Nicht nur die Rolling Stones, sondern ebenfalls U2 zeigten ihre Trauer über den Verlust des King of Blues öffentlich. Auch sie durften gemeinsam mit ihm einen Song aufnehmen, auch sie lenkten damit wieder Aufmerksamkeit auf den Ende der achtziger Jahre beinahe in Vergessenheit geratenen Musiker. When Love Comes To Town schrieben die Iren gemeinsam mit der Blues-Legende für ihr Album Rattle and Hum, sogar Little Richard war auf einem alternativen Mix des Stücks mit einer funkigen Rap-Einlage zu hören.

King war nicht der einzige Künstler, dem die Band auf der während der Joshua Tree-Tour entstandenen Sammlung aus Live-Stücke, neuen Songs und Coverversionen Tribut zollten. In der Doku BB King: The Life of Riley erinnerte sich Bono an die Aufnahmen. „Wir zeigten ihm die Akkorde und er sagte nur: ‚Gentlemen… Akkorde spiel‘ ich nicht!

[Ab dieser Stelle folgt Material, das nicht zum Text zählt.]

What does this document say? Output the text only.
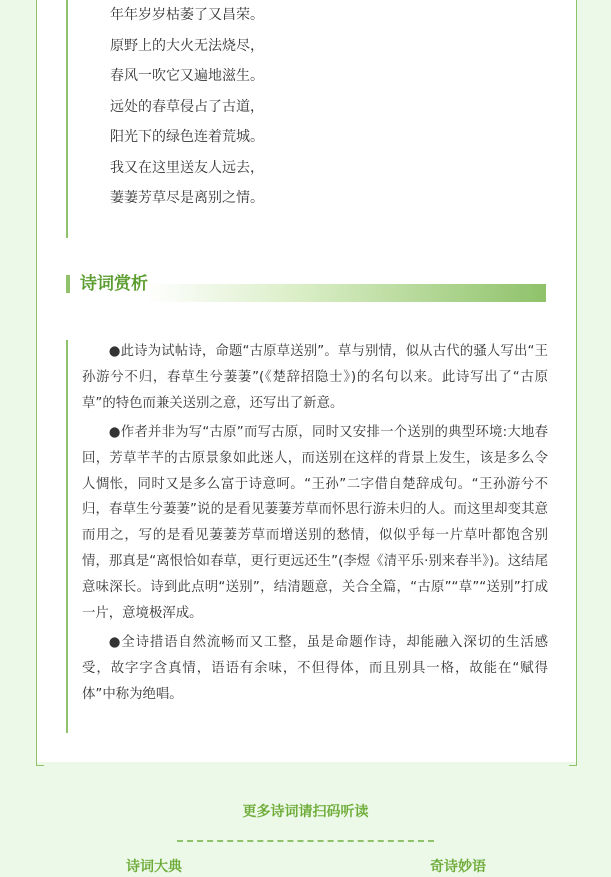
年年岁岁枯萎了又昌荣。
原野上的大火无法烧尽，
春风一吹它又遍地滋生。
远处的春草侵占了古道，
阳光下的绿色连着荒城。
我又在这里送友人远去，
萋萋芳草尽是离别之情。
诗词赏析

●此诗为试帖诗，命题“古原草送别”。草与别情，似从古代的骚人写出“王孙游兮不归，春草生兮萋萋”(《楚辞招隐士》)的名句以来。此诗写出了“古原草”的特色而兼关送别之意，还写出了新意。

●作者并非为写“古原”而写古原，同时又安排一个送别的典型环境:大地春回，芳草芊芊的古原景象如此迷人，而送别在这样的背景上发生，该是多么令人惆怅，同时又是多么富于诗意呵。“王孙”二字借自楚辞成句。“王孙游兮不归，春草生兮萋萋”说的是看见萋萋芳草而怀思行游未归的人。而这里却变其意而用之，写的是看见萋萋芳草而增送别的愁情，似似乎每一片草叶都饱含别情，那真是“离恨恰如春草，更行更远还生”(李煜《清平乐·别来春半》)。这结尾意味深长。诗到此点明“送别”，结清题意，关合全篇，“古原”“草”“送别”打成一片，意境极浑成。

●全诗措语自然流畅而又工整，虽是命题作诗，却能融入深切的生活感受，故字字含真情，语语有余味，不但得体，而且别具一格，故能在“赋得体”中称为绝唱。

更多诗词请扫码听读
诗词大典	奇诗妙语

Ich mach nur das‘“, lachte Bono und ahmte mit den Händen nach, wie der King den jüngeren Kollegen den Blues vorspielte. „Ich liebe den Song“, sagte King im selben Film gegenüber Bono. „Ich denke, diese Lyrics sind echt heavy.“ Obwohl er keine falsche Scheu hatte: der Respekt vor Bono und seiner Truppe war ihm anzumerken.

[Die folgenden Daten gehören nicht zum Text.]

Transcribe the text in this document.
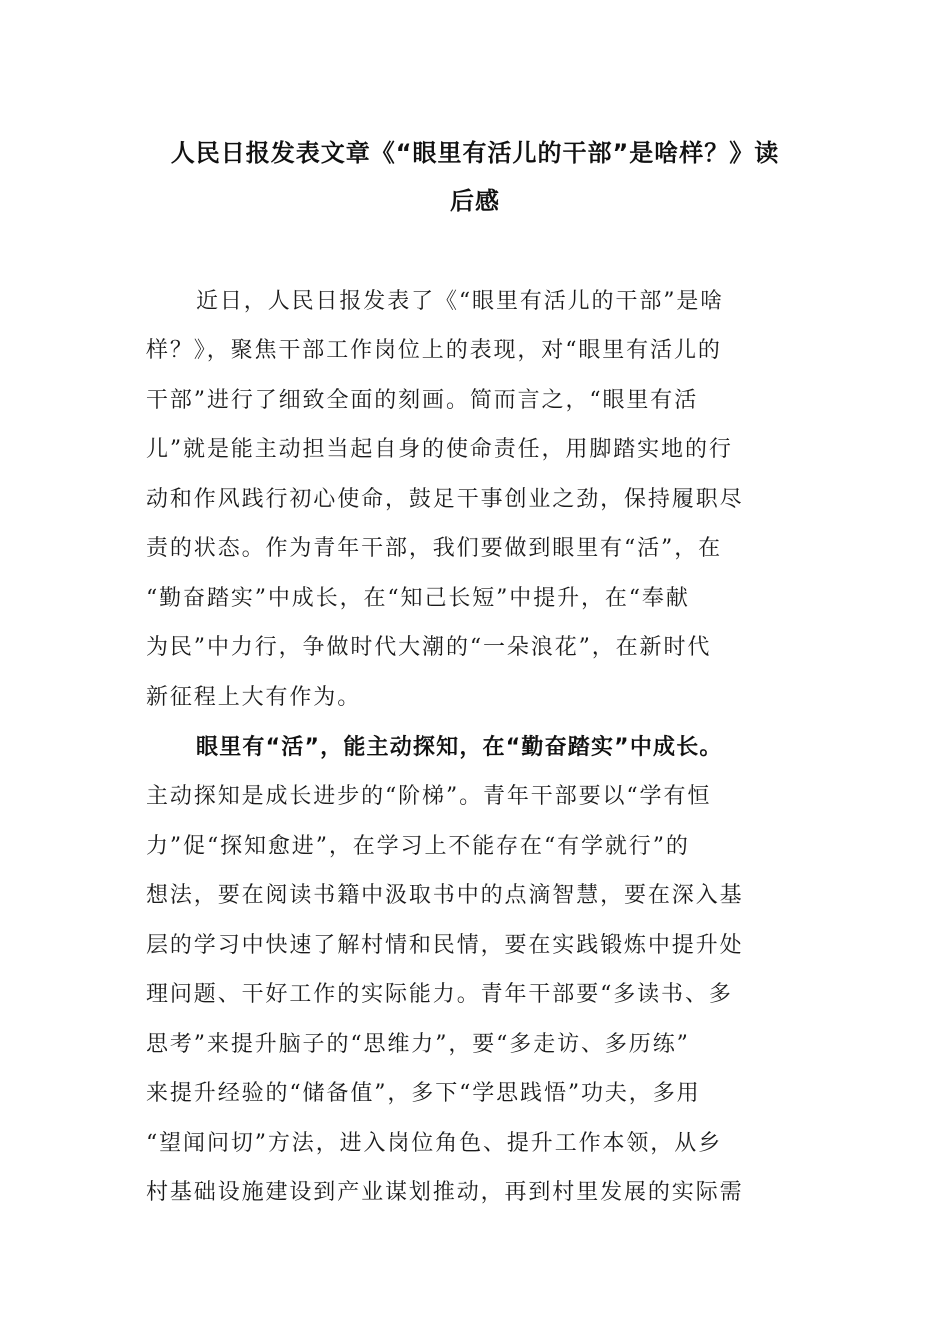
人民日报发表文章《“眼里有活儿的干部”是啥样？》读
后感
近日，人民日报发表了《“眼里有活儿的干部”是啥
样？》，聚焦干部工作岗位上的表现，对“眼里有活儿的
干部”进行了细致全面的刻画。简而言之，“眼里有活
儿”就是能主动担当起自身的使命责任，用脚踏实地的行
动和作风践行初心使命，鼓足干事创业之劲，保持履职尽
责的状态。作为青年干部，我们要做到眼里有“活”，在
“勤奋踏实”中成长，在“知己长短”中提升，在“奉献
为民”中力行，争做时代大潮的“一朵浪花”，在新时代
新征程上大有作为。
眼里有“活”，能主动探知，在“勤奋踏实”中成长。
主动探知是成长进步的“阶梯”。青年干部要以“学有恒
力”促“探知愈进”，在学习上不能存在“有学就行”的
想法，要在阅读书籍中汲取书中的点滴智慧，要在深入基
层的学习中快速了解村情和民情，要在实践锻炼中提升处
理问题、干好工作的实际能力。青年干部要“多读书、多
思考”来提升脑子的“思维力”，要“多走访、多历练”
来提升经验的“储备值”，多下“学思践悟”功夫，多用
“望闻问切”方法，进入岗位角色、提升工作本领，从乡
村基础设施建设到产业谋划推动，再到村里发展的实际需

10. Kendrick Lamar – m.A.A.d city

Was früher der Blues war, das ist heute Rap. Noch immer bringen in der Musik schwarze KünstlerInnen eine dezidiert schwarze Perspektive zum Ausdruck. Im Unterschied zu den segregierten fünfziger Jahren allerdings hat es ein schwarzer Künstler wie Kendrick Lamar heutzutage zum Glück einfacher als ein B.B. King damals. Ein Zufall wird es allerdings wohl kaum sein, dass ein Track von Lamars Durchbruchsalbum good kid, m.A.A.d city ausgerechnet auf ein King-Stück anspielt.

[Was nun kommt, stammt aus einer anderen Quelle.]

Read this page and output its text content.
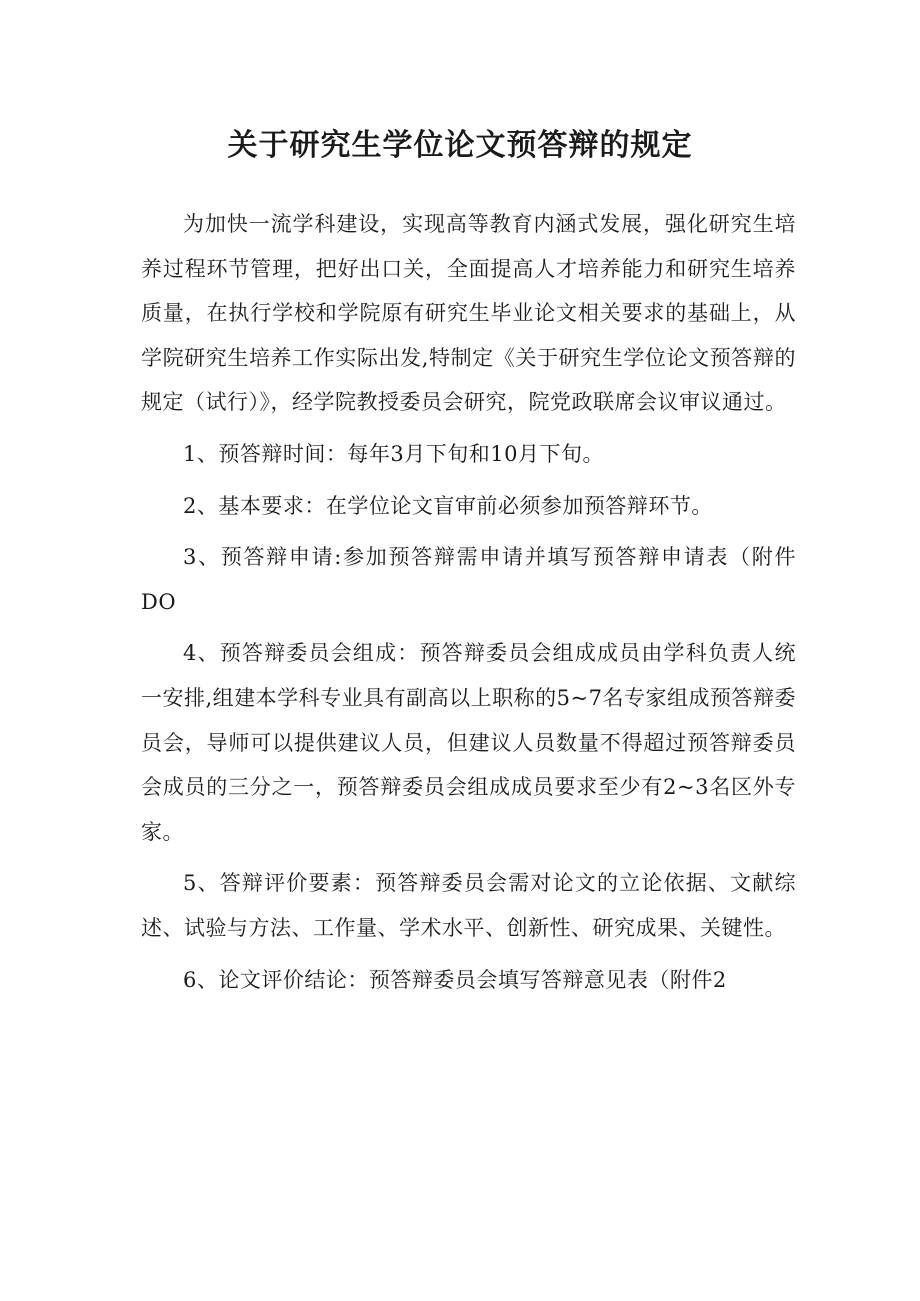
关于研究生学位论文预答辩的规定

为加快一流学科建设，实现高等教育内涵式发展，强化研究生培养过程环节管理，把好出口关，全面提高人才培养能力和研究生培养质量，在执行学校和学院原有研究生毕业论文相关要求的基础上，从学院研究生培养工作实际出发,特制定《关于研究生学位论文预答辩的规定（试行）》，经学院教授委员会研究，院党政联席会议审议通过。

1、预答辩时间：每年3月下旬和10月下旬。

2、基本要求：在学位论文盲审前必须参加预答辩环节。

3、预答辩申请:参加预答辩需申请并填写预答辩申请表（附件DO

4、预答辩委员会组成：预答辩委员会组成成员由学科负责人统一安排,组建本学科专业具有副高以上职称的5~7名专家组成预答辩委员会，导师可以提供建议人员，但建议人员数量不得超过预答辩委员会成员的三分之一，预答辩委员会组成成员要求至少有2~3名区外专家。

5、答辩评价要素：预答辩委员会需对论文的立论依据、文献综述、试验与方法、工作量、学术水平、创新性、研究成果、关键性。

6、论文评价结论：预答辩委员会填写答辩意见表（附件2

Der inoffizielle Titeltrack m.A.A.d city, den Kendrick gemeinsam mit MC Eiht einrappte, bricht in der Mitte des Stücks unvermutet ab und geht in einen schweren Oldschool-Rhythmus über. Das markante Streichermotiv im Hintergrund haben sich Lamar und Eiht von B.B. King aus dessen 1970 erschienenem Song Chains and Things geliehen. Lamar ist indes nicht der einzige Rapper, der auf die Musik des King of Blues schwört: MF Doom, Ice Cube, 50 Cent und sogar A$AP Rocky haben auf seine Musik zurückgegriffen. Mit der Neunziger-Ikone Heavy D nahm B.B. King sogar seine ganz eigene Version eines Hip Hop-Tracks auf. Wohin er sich umschaute, B.B. King konnte überall den Blues aufspüren!